About 100 residents turned out Friday for the unveiling of a “Healing Pole” downtown aimed at bringing awareness to domestic violence.
Like headway against the problem of abuse, the pole near Second Avenue and Willard Street is a work in progress, but it’s an important start, speakers said during the event, which included drumming, dancing and a barbecue.
The pole is a sign the community takes domestic violence seriously and that there is help available for its victims, Hill said. “It’s for the community to know that we recognize this issue and that we’re going to do something about it. We’re going to deal with it.”
The untraditional totem is comprised of stacked sections of cement pipe, painted and adorned with chains, cloth and other touches by various contributors. Sections will be threaded through a 21-foot, steel pipe at the site that formerly supported a totem pole.
Jackie Mazeikas, domestic violence health educator for Southeast Regional Health Consortium (SEARHC), painted a section showing a woman moving from the chains of abuse through the help of faith and friends.
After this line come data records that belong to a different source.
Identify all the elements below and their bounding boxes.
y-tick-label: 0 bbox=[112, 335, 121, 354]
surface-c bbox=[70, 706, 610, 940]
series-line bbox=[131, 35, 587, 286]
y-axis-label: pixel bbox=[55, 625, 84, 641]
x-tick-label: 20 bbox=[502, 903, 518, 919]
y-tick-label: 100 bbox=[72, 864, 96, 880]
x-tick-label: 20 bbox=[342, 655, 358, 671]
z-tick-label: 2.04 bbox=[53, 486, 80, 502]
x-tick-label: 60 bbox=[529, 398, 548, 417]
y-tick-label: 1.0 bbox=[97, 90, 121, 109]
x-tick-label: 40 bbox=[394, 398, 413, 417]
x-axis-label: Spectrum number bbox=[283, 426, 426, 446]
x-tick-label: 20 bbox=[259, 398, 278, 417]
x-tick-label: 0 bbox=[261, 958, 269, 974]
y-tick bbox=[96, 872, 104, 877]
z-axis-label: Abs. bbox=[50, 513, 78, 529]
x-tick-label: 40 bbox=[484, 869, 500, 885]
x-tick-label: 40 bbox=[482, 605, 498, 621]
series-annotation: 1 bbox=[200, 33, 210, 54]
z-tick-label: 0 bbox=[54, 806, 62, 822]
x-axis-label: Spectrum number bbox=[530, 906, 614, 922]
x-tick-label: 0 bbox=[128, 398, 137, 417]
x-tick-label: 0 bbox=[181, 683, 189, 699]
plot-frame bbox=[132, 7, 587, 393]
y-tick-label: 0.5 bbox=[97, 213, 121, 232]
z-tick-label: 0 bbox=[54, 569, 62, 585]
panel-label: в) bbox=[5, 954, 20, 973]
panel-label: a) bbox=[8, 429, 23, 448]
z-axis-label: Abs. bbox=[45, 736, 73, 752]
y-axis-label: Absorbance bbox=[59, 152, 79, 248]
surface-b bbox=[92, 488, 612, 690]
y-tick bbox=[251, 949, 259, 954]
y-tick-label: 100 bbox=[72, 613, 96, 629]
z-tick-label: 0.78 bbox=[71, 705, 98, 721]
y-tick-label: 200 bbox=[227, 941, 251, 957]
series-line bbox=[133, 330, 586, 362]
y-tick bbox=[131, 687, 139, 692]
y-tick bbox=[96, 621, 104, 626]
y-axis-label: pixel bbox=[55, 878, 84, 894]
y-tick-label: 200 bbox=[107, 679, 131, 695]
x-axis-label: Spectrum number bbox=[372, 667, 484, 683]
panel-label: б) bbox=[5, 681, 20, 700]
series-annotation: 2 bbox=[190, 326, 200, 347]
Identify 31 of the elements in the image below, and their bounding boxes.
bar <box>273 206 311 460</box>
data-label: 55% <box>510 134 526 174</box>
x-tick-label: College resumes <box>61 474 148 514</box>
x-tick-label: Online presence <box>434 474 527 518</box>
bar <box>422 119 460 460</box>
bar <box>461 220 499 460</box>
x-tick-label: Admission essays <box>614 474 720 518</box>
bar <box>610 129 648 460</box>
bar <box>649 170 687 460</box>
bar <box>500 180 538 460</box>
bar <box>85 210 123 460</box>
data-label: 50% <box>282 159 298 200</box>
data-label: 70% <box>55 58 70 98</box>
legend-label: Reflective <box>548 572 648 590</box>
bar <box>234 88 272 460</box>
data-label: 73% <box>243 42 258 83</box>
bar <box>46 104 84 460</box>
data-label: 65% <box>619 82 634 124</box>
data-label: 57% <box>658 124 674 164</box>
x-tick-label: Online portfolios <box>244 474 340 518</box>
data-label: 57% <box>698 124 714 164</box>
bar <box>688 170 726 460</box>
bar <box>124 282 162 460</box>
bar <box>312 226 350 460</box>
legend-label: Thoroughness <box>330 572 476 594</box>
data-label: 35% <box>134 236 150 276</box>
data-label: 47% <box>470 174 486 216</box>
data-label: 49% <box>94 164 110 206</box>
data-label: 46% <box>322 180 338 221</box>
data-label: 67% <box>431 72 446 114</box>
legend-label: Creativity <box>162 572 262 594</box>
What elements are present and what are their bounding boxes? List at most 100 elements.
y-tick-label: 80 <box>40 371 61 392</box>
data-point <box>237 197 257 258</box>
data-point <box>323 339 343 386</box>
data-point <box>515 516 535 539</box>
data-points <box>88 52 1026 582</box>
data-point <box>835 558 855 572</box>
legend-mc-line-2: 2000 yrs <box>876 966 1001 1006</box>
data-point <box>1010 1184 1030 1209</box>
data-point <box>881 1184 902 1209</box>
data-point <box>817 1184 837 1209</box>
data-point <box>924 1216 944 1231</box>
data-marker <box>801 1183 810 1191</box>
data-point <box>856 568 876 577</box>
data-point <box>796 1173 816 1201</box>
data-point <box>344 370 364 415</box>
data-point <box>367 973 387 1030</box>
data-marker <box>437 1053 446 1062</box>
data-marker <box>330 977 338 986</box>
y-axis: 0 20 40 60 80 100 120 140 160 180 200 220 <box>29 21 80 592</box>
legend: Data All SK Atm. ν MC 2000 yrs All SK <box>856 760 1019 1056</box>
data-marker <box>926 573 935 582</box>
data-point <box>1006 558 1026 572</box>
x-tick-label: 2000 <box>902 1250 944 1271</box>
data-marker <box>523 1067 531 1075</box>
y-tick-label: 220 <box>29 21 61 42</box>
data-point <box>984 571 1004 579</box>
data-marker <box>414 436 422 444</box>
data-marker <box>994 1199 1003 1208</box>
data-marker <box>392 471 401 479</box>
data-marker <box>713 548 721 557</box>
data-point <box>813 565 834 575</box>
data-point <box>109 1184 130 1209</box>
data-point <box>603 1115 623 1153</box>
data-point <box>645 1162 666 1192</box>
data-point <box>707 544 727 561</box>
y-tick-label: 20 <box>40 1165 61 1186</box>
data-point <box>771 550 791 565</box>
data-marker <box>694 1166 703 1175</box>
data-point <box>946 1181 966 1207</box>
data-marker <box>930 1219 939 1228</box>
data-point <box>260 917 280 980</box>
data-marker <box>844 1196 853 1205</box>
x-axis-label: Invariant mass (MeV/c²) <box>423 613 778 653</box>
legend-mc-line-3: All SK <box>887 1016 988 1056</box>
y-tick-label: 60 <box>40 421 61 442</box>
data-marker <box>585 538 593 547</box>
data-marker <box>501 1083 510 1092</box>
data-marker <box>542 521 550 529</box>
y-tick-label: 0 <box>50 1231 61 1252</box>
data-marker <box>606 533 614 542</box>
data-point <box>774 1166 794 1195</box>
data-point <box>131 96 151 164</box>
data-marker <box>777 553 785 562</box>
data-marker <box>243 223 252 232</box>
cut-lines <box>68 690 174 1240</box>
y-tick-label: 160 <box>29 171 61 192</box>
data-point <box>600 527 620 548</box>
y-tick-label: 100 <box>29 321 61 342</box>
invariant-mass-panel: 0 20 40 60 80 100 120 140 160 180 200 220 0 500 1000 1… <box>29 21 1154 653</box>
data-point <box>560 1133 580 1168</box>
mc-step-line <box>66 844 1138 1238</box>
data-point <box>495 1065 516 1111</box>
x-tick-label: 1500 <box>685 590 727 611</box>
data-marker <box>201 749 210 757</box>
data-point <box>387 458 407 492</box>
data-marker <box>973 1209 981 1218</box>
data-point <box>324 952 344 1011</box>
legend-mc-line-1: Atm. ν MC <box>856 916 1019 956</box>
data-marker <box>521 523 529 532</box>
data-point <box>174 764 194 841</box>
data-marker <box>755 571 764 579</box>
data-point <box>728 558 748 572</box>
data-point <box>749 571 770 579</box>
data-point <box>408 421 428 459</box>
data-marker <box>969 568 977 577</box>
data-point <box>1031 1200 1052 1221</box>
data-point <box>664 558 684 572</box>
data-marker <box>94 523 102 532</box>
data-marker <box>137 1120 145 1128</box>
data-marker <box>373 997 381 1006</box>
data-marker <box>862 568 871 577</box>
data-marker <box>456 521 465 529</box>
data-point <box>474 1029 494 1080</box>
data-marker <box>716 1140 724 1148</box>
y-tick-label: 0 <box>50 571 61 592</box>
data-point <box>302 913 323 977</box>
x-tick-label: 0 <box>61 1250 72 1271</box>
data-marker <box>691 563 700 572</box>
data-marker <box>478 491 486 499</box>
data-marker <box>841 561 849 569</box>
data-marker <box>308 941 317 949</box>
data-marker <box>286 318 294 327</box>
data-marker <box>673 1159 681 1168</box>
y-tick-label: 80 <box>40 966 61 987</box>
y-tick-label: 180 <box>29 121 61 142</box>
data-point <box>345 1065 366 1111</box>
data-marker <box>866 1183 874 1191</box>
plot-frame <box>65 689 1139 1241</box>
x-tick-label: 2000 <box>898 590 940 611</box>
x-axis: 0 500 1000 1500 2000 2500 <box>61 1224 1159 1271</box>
Other sections include ones created by residents Jim Heaton and Robin Benner.
Mazeikas credited artist Sue Folletti with inspiring the project.
“I thought about trying to create something like this – a piece of art,” Folletti said. “We were brainstorming and I volunteered (the steel pipe) because it’s in the middle of town and everybody sees it.”
Folletti said she’ll look at how to waterproof the pole and she’ll consider a sign by the pole that explains its meaning. Mazeikas said others are welcome to participate by making a section. “We’re trying to make this a community project.”
Friday’s event included unveiling of a large drum, inscribed in both Tlingit and English with messages about healing. The drum will be made available for public use at special functions, Mazeikas said. “We want people to see it.”